Member of the Spanish Parliament
- Incumbent
- Assumed office September 19, 2017

Member of the Spanish Parliament
- In office December 11, 2012 – October 27, 2015

Personal details
- Born: May 22, 1962 (age 63) Madrid, Spain
- Party: PP
- Education: Autonomous University of Madrid
- Occupation: Politician

= Pilar Marcos Domínguez =

Spanish politician

Pilar Marcos Domínguez (May 22, 1962, Madrid, Spain) is a Spanish politician, member of Congress for Madrid during the X, XII and XIV legislatures.

== Biography ==
She studied at the Autonomous University of Madrid, where she earned a degree in economics and a master's degree in journalism. She is also a graduate of the IESE Business School. Between 1985 and 1987 she worked as an assistant professor of Economic Theory at the University of Alcalá de Henares. In 1988 she joined the newspaper El País, where she worked as a journalist until 2006. From that year until 2012 she held the position of Director of Publications at the Foundation for Analysis and Social Studies (FAES) and in 2012 she was General Coordinator of Studies of the City of Madrid.

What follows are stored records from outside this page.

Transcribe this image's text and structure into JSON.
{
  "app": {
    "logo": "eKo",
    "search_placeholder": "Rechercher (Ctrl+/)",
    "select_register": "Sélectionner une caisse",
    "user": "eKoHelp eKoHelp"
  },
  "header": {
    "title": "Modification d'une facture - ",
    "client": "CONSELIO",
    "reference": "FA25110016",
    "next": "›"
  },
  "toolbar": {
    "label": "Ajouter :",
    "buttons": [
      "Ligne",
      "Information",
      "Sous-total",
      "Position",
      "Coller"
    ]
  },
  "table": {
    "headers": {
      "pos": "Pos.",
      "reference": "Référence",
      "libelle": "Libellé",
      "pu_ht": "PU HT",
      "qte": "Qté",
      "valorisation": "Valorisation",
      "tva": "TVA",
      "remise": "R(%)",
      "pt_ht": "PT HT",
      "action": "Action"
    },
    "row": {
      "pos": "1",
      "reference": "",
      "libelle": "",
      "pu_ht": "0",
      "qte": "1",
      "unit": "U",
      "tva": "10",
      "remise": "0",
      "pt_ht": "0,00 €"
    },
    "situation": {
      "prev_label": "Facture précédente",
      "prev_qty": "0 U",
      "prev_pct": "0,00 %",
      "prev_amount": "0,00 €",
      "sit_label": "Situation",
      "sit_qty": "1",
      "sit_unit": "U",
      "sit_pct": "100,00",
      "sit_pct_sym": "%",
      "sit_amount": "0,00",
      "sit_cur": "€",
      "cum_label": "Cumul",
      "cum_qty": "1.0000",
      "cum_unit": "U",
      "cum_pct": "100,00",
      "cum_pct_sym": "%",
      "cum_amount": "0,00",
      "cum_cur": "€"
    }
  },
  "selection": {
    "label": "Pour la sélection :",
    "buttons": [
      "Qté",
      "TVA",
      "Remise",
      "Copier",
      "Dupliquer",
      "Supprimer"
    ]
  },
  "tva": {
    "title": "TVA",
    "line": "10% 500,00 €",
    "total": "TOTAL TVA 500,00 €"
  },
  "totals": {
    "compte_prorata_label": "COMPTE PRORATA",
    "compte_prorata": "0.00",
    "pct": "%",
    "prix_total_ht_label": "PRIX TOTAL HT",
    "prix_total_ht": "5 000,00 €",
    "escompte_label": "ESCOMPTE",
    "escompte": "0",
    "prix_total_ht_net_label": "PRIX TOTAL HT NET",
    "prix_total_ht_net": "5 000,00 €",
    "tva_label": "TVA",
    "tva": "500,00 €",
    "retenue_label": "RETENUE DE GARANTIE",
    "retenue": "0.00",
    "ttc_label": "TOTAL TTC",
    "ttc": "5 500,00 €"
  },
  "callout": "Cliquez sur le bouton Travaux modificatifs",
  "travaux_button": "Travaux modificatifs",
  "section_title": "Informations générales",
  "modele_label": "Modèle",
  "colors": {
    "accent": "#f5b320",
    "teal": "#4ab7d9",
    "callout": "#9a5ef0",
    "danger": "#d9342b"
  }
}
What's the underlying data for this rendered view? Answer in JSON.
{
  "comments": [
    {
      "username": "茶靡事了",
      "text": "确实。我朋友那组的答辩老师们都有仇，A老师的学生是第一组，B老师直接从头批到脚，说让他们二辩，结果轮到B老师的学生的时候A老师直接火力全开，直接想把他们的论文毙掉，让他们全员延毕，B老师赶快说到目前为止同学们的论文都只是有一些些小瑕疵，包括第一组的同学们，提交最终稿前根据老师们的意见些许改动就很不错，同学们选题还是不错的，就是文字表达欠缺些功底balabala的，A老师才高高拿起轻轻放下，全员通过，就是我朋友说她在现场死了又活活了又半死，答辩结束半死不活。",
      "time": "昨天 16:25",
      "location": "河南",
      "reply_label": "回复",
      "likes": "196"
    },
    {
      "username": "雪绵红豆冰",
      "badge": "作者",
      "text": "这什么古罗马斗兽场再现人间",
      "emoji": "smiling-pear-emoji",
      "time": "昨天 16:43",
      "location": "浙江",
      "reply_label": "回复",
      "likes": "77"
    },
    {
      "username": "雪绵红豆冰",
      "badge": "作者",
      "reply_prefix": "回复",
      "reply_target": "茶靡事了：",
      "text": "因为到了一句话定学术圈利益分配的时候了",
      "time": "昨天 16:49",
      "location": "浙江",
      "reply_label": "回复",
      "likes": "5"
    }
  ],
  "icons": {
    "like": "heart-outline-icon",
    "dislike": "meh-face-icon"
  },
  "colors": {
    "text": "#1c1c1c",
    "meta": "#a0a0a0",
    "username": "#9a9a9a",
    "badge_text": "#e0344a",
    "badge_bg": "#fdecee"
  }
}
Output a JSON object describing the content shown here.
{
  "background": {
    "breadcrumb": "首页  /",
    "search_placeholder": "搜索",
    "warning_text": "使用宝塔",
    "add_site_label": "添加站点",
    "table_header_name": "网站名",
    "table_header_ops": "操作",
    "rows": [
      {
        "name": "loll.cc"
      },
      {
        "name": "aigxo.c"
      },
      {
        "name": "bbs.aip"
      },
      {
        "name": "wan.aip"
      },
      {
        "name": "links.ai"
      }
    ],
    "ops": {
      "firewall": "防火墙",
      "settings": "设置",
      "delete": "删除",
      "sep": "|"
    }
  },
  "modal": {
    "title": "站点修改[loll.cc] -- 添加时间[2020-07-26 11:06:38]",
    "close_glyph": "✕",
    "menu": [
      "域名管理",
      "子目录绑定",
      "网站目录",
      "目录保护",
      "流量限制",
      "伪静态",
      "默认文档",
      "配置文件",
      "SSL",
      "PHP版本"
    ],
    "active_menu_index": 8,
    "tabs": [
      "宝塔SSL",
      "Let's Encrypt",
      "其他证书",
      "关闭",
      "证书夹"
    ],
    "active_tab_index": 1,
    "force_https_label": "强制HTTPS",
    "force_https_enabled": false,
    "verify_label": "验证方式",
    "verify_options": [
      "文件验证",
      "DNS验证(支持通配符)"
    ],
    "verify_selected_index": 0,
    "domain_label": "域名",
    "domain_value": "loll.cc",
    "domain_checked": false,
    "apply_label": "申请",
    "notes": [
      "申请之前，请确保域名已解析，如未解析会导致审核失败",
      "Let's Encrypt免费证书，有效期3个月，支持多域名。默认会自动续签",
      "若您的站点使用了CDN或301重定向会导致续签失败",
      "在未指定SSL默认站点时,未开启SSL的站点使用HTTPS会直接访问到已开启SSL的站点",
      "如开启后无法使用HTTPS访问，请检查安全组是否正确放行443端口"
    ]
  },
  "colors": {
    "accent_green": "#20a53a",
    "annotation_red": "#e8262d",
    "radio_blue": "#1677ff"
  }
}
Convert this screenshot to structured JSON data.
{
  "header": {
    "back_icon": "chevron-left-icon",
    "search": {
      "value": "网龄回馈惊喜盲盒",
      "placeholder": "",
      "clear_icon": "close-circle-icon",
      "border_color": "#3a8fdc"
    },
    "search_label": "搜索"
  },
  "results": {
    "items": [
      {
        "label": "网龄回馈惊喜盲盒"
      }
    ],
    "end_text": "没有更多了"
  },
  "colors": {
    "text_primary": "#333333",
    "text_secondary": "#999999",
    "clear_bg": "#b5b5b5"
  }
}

She was a candidate on the Popular Party list for Madrid on the occasion of the November 2011 general elections but her twenty-fifth position did not allow her to enter the Congress of Deputies. However, the resignation of Santiago Cervera in December 2012 led to her entry into Congress.

She was again part of the lists for the December 2015 elections but due to the results she was not reelected. After the 2016 elections she did not obtain a seat but the resignation of Carmen Álvarez-Arenas on September 18, 2017, allowed her to re-enter the Congress of Deputies.